Abstract

The plant-based meat market is growing due to concerns about the sustainability of the modern food system. Plant-based meats are often constructed from blends of food biopolymers, such as plant proteins and polysaccharides. This study characterizes the thermal setting properties of potato protein (10%) and polysaccharide (2 wt%) mixtures containing polysaccharides with different reversible gelling behaviors: agar (cold set); gellan gum (cold set); or methyl cellulose (heat set). Each sample was heated above the thermal denaturation temperature of the potato proteins to promote protein unfolding, aggregation, and network formation. The addition of the polysaccharides tended to increase the complex shear modulus of the biopolymer blends before heating but increase or decrease it after heating depending on polysaccharide type. The shear modulus and hardness of the gels formed after heating tended to increase after addition of the cold-set polysaccharides but decrease after the addition of the heat-set polysaccharides, especially at refrigerator temperatures. Differential scanning calorimetry data showed that the potato proteins underwent irreversible denaturation after heating for all samples. Zeta-potential analysis showed that the potato proteins and all polysaccharides were negatively charged under the pH conditions used.

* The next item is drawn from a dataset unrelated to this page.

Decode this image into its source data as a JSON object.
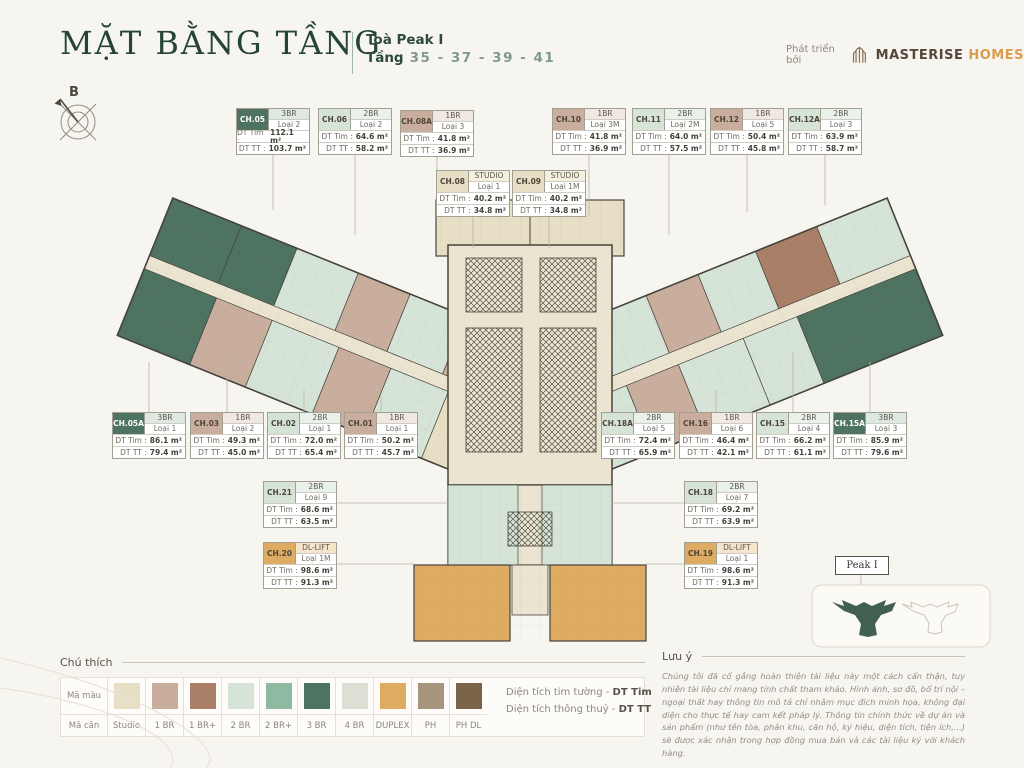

There was greater water loss during heating for the composite gels containing methyl cellulose, which may have been due to its increase hydrophobicity at high temperatures. Appearance and microstructure analysis showed that phase-separation occurred after mixing the polysaccharides with the potato proteins, which was attributed to a segregation mechanism. The knowledge obtained from this study may help the food industry to optimize protein-polysaccharide blends to create gels with characteristics and structures that can mimic different plant-based meat products.